Improving the stability of inkjet-printed quantum dot light emitting diodes (QLEDs) is critical for the technology to become commercially viable. The major obstacle is the compromise between the printability of the ink system and the functionality of the carrier transport layers. Here, a ternary ink system consisting of octane, 1-cyclohexyl-ethanol, and n-butyl acetate is reported, which solves the erosion between the printed quantum dot ink and the underneath hole transport layer. A gradient vacuum post-treatment is developed to accompany the ternary ink system with gradient vacuum pressures, which is helpful in forming a uniform printing layer.

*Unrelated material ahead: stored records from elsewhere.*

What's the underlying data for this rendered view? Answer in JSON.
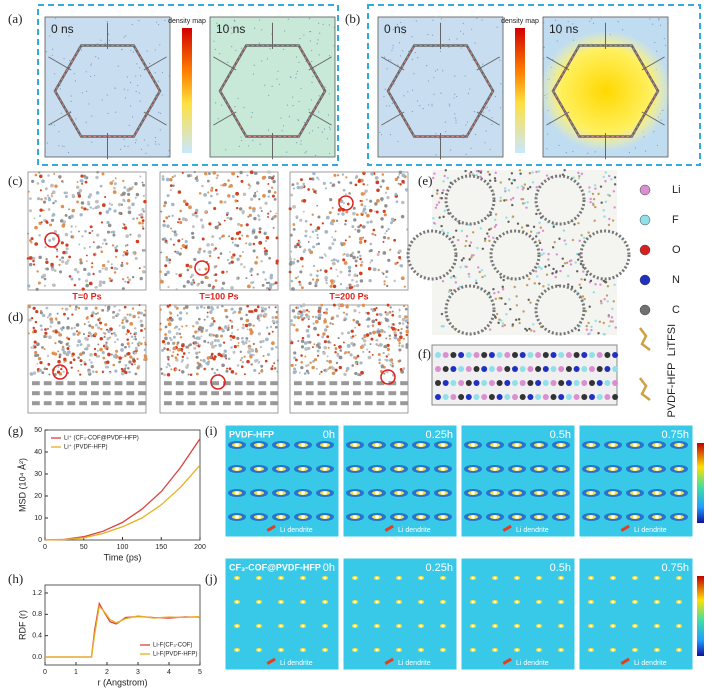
{
  "panels": {
    "a": {
      "label": "(a)",
      "times": [
        "0 ns",
        "10 ns"
      ],
      "colorbar": "density map"
    },
    "b": {
      "label": "(b)",
      "times": [
        "0 ns",
        "10 ns"
      ],
      "colorbar": "density map"
    },
    "c": {
      "label": "(c)",
      "times": [
        "T=0 Ps",
        "T=100 Ps",
        "T=200 Ps"
      ]
    },
    "d": {
      "label": "(d)"
    },
    "e": {
      "label": "(e)",
      "legend": [
        "Li",
        "F",
        "O",
        "N",
        "C",
        "LiTFSI",
        "PVDF-HFP"
      ],
      "legend_colors": [
        "#d98fd0",
        "#8fe0e8",
        "#d62020",
        "#2030c0",
        "#707070"
      ]
    },
    "f": {
      "label": "(f)"
    },
    "i": {
      "label": "(i)",
      "title": "PVDF-HFP",
      "times": [
        "0h",
        "0.25h",
        "0.5h",
        "0.75h"
      ],
      "annotation": "Li dendrite"
    },
    "j": {
      "label": "(j)",
      "title": "CF₃-COF@PVDF-HFP",
      "times": [
        "0h",
        "0.25h",
        "0.5h",
        "0.75h"
      ],
      "annotation": "Li dendrite"
    }
  },
  "chart_data": [
    {
      "type": "line",
      "panel_label": "(g)",
      "x_label": "Time (ps)",
      "y_label": "MSD (10⁴ Å²)",
      "x": [
        0,
        25,
        50,
        75,
        100,
        125,
        150,
        175,
        200
      ],
      "series": [
        {
          "name": "Li⁺ (CF₃-COF@PVDF-HFP)",
          "color": "#d94040",
          "values": [
            0,
            0.3,
            1.5,
            4,
            8,
            14,
            22,
            33,
            46
          ]
        },
        {
          "name": "Li⁺ (PVDF-HFP)",
          "color": "#e8b020",
          "values": [
            0,
            0.2,
            1,
            3,
            6,
            10,
            16,
            24,
            34
          ]
        }
      ],
      "xlim": [
        0,
        200
      ],
      "xticks": [
        0,
        50,
        100,
        150,
        200
      ],
      "ylim": [
        0,
        50
      ],
      "yticks": [
        0,
        10,
        20,
        30,
        40,
        50
      ],
      "legend": "upper left"
    },
    {
      "type": "line",
      "panel_label": "(h)",
      "x_label": "r (Angstrom)",
      "y_label": "RDF (r)",
      "x": [
        0,
        0.5,
        1,
        1.5,
        1.6,
        1.75,
        1.9,
        2.1,
        2.3,
        2.6,
        3,
        3.5,
        4,
        4.5,
        5
      ],
      "series": [
        {
          "name": "Li-F(CF₃-COF)",
          "color": "#d94040",
          "values": [
            0,
            0,
            0,
            0,
            0.5,
            1.0,
            0.85,
            0.66,
            0.62,
            0.74,
            0.76,
            0.74,
            0.73,
            0.75,
            0.75
          ]
        },
        {
          "name": "Li-F(PVDF-HFP)",
          "color": "#e8b020",
          "values": [
            0,
            0,
            0,
            0,
            0.42,
            0.95,
            0.86,
            0.7,
            0.64,
            0.72,
            0.77,
            0.73,
            0.75,
            0.74,
            0.76
          ]
        }
      ],
      "xlim": [
        0,
        5
      ],
      "xticks": [
        0,
        1,
        2,
        3,
        4,
        5
      ],
      "ylim": [
        -0.15,
        1.35
      ],
      "yticks": [
        {
          "value": 0,
          "label": "0.0"
        },
        0.4,
        0.8,
        1.2
      ],
      "legend": "lower right"
    }
  ]
}
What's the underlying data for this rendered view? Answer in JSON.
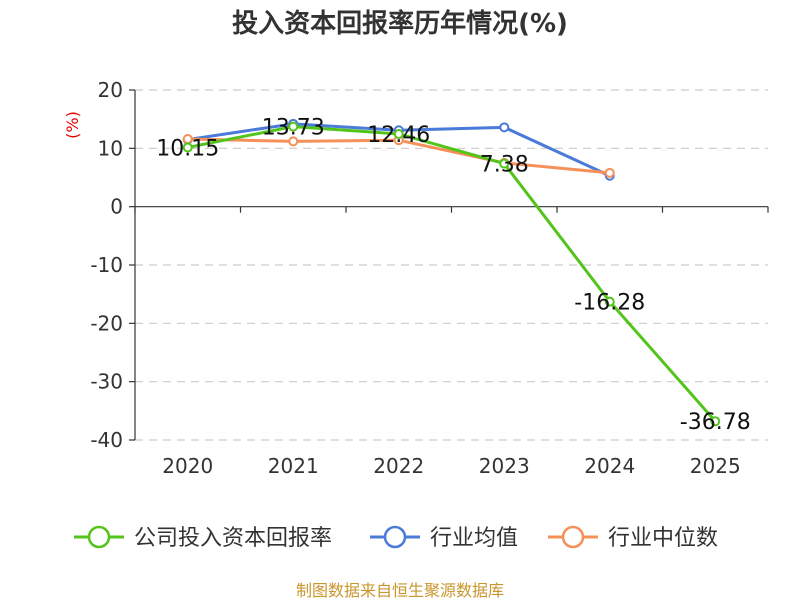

Based on both technologies, the inkjet-printed R/G/B QLEDS are fabricated with high resolution patterns, showing high efficiencies and stabilities. The external quantum efficiency of R/G/B devices is 19.3%, 18.0%, and 4.4%, respectively. Correspondingly, the half operating lifetime is up to 25 178 h @ 1000 cd m^?2, 20 655 h @ 1000 cd m^?2, and 46 h @ 100 cd m^?2, respectively. The improvements in the ink engineering and post-treatment in this study have taken the efficiency and stability of the devices to a higher level and confirm the application prospects of printed QLEDs in the display industry.